Solukölçer ve Ocak Katırı
Zonguldak’ın ‘Amale Birliği Hastanesi’ni Zonguldak’ta yaşayıp ta bilmeyen yoktur. Uzun zaman önce adını değiştirdiler; Uzun Mehmet Göğüs Ve Meslek Hastalıkları Hastanesi oldu adı.
Emekli/malulen emekli madenciler hastalandıklarında çoğunluk bu hastaneye gider. Ailesi/çoluk çocuk dahi eski bir alışkanlık yine bu hastaneye giderler.
Dünkü gün, öksürük filan sanki üşütmüşüm gibi, ilde başka hastaneler hizmet vermesine rağmen bu hastaneye gideyim dedim bir emekli madenci olarak.
Madenciden en başta istenen tetkiklerden biridir, Pnömograf yani solukölçer, soluma sırasında göğsün genişlemesini ölçmeye yarayan, soluk alma ritmini ve yoğunluğunu ölçen bir aygıt.
19. Yüzyılın sonunda kullanıma sokulmuş bir sözcükmüş, bunu da C.G Jung’tan öğrendim bir kitabını okurken. Makinenin başına geçtiğinde, görevli memur tekniker ağzına kısa bir boru tutuşturur, kenarlardan hava almamak koşuluyla derin bir nefes alıp üflemenizi söyler.
Kendi kendime gülümsedim, Pnömograf aygıtının başına gelince.

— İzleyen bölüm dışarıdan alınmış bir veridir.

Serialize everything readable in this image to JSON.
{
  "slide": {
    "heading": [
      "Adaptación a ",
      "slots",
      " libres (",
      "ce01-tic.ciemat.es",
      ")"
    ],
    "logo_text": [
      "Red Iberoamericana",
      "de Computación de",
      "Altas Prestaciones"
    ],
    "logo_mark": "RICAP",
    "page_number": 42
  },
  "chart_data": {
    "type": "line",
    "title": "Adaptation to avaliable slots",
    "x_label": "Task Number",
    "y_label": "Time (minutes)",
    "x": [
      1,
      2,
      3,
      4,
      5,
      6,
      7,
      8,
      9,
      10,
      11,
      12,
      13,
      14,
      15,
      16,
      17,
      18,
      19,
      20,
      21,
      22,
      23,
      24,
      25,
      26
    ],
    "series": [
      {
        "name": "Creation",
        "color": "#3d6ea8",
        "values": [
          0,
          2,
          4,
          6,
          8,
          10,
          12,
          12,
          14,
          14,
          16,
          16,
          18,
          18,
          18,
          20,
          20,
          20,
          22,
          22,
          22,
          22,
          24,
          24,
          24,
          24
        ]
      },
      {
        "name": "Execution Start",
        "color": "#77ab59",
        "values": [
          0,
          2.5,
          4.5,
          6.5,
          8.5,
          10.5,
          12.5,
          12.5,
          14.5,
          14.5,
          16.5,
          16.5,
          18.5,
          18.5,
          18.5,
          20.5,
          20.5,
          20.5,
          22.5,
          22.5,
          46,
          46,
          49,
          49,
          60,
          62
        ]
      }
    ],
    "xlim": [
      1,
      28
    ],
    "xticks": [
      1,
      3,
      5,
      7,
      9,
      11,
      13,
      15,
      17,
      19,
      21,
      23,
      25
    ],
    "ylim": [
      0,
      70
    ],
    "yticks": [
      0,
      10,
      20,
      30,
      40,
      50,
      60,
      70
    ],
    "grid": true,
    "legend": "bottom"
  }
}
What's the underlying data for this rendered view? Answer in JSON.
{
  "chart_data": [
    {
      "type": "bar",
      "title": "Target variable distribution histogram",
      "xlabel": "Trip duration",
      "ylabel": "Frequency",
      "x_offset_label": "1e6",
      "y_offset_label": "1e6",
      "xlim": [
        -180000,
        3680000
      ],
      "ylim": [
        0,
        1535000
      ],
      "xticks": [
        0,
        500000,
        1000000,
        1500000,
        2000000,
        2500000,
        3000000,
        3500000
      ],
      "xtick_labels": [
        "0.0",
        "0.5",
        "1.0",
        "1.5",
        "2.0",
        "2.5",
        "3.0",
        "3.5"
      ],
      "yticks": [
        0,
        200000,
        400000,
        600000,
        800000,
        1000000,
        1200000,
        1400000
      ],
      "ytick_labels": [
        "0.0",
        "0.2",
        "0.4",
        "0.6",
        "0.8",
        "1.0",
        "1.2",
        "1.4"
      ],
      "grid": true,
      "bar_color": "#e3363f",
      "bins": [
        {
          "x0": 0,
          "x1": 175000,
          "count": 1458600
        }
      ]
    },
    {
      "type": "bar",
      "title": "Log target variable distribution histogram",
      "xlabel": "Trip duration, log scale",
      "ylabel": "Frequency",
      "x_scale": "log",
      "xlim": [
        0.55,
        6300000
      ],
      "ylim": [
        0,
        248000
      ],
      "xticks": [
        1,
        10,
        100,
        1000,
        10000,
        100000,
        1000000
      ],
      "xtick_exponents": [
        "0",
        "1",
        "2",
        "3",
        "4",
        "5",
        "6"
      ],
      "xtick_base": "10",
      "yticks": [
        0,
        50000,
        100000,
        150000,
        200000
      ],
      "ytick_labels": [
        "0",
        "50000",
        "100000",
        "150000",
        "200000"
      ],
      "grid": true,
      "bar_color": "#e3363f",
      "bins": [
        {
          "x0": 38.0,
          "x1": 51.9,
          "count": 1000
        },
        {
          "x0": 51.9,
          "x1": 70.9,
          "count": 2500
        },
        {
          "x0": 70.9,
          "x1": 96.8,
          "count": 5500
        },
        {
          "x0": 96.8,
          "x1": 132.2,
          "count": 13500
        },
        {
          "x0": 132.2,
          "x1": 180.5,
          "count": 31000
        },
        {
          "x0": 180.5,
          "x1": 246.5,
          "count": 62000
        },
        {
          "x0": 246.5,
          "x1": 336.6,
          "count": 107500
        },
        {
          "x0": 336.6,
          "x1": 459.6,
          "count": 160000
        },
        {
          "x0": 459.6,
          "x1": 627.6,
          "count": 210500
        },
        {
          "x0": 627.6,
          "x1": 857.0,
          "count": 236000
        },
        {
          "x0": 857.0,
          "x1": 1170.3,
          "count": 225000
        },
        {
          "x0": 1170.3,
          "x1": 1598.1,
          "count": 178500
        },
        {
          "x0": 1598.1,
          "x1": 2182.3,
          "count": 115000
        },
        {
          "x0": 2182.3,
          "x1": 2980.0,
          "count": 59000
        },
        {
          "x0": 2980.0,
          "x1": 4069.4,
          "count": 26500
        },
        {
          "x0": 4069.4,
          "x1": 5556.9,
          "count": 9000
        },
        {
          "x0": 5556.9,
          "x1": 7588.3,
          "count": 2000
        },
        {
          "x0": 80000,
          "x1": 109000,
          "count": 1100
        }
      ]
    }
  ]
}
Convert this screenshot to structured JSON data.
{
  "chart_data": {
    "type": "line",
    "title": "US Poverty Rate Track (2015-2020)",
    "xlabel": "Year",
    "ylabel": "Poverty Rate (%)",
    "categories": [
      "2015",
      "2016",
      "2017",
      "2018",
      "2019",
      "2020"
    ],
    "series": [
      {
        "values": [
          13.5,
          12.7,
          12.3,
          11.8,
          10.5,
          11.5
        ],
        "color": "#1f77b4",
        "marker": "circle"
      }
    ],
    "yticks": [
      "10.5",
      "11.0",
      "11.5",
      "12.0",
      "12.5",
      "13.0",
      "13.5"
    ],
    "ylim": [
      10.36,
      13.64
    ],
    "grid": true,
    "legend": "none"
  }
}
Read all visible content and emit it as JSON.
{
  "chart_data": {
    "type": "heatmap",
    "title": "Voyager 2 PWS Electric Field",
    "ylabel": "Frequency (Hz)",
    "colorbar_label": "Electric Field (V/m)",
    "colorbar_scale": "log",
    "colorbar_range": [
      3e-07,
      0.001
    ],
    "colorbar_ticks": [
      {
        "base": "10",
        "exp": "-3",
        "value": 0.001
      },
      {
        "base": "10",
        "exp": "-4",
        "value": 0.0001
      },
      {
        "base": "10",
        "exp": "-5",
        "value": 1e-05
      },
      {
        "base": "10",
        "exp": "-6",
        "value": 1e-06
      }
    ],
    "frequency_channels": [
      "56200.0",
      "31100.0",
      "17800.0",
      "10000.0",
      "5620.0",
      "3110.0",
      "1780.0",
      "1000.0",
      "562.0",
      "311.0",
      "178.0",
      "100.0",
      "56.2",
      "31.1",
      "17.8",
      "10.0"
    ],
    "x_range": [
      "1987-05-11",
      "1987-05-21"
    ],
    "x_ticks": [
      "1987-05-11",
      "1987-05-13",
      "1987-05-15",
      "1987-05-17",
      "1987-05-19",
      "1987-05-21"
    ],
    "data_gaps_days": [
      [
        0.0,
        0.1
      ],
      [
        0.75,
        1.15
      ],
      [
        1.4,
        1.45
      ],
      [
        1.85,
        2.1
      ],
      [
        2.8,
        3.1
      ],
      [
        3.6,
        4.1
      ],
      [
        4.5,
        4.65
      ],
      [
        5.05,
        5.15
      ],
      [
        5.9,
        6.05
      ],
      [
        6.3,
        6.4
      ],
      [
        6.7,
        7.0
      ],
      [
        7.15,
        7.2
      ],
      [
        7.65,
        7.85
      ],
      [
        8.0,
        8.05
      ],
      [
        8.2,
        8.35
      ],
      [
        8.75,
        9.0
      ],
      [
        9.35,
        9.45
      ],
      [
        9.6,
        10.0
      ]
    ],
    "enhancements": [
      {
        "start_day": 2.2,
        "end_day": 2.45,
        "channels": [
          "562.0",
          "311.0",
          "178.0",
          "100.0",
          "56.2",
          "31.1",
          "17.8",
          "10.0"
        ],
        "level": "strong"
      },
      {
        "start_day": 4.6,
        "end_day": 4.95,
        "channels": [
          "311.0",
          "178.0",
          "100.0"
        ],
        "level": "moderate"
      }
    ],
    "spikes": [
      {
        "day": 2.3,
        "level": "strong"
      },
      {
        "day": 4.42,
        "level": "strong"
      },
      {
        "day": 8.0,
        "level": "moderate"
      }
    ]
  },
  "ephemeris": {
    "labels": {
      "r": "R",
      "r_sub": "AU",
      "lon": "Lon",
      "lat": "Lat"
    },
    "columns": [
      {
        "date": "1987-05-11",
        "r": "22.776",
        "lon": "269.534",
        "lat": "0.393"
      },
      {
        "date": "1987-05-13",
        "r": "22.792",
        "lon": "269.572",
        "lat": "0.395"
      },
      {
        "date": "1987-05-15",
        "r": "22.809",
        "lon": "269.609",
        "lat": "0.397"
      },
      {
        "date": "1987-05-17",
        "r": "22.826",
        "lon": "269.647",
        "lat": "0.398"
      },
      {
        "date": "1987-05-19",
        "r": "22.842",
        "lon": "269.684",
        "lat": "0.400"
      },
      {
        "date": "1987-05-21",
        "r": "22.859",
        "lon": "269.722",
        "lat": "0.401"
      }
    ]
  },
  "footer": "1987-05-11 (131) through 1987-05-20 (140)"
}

Şimdiye değin tek hamlede bu ölçere üfleyen madenci görmedim. Defalarca tekrarlar üflemeyi. Arada bir Pnömograf aygıtının başında bulanan tekniker üfle, üfle,üfle, üfle üfle..” diye tazyik yapar madenciye.
Aklıma, maluliyet maaşını yükseltmek için ta köyden kalkıp bu hastaneye rapor almaya gelen Halil’in Lütfü amca geldi. Saatlerce üfleyememişti Halil amca bu Pnömograf aygıtına. Çünkü zor soluk alıp veriyordu. Tekniker çileden çıkmıştı.
Onu köy kahvesinde her gördüğümde, iç çekerek başlardı madenci hatıralarını anlatmaya. Göğsünü sık sık şişirir indirirdi. Yüzü kasılır, soğuk soğuk terlerdi. “Böyle işte.”der, bitirirdi konuşmasını. Rahatlardı konuşmayınca.
Madenlerde ocak katırlarına yıllarca seyislik yapmış Lütfi amca. “Benim ciğerim at /katır sidiğinden maluliyetlidir, kömür tozundan değil; asit dökülmüş gibi eridi bitti ciğerlerim,” derdi.
“Yahu, bu hayvanlar varya, insandan daha duyarlı.” Diye, tekrarlardı her konuşmasında. “…Gündüz vardiya bitiş düdüğü çalınca, bazıları desandreden yukarı öyle bir koşarak çıkardı ki…. desandre ucunda nokta gibi görünen o gün ışığına doğru öyle bir koşarak giderdi ki, bilemezsin.” derdi.
“Özgürlük istenci böyle bir şeydir ustam; böyle bir şeydir işte.”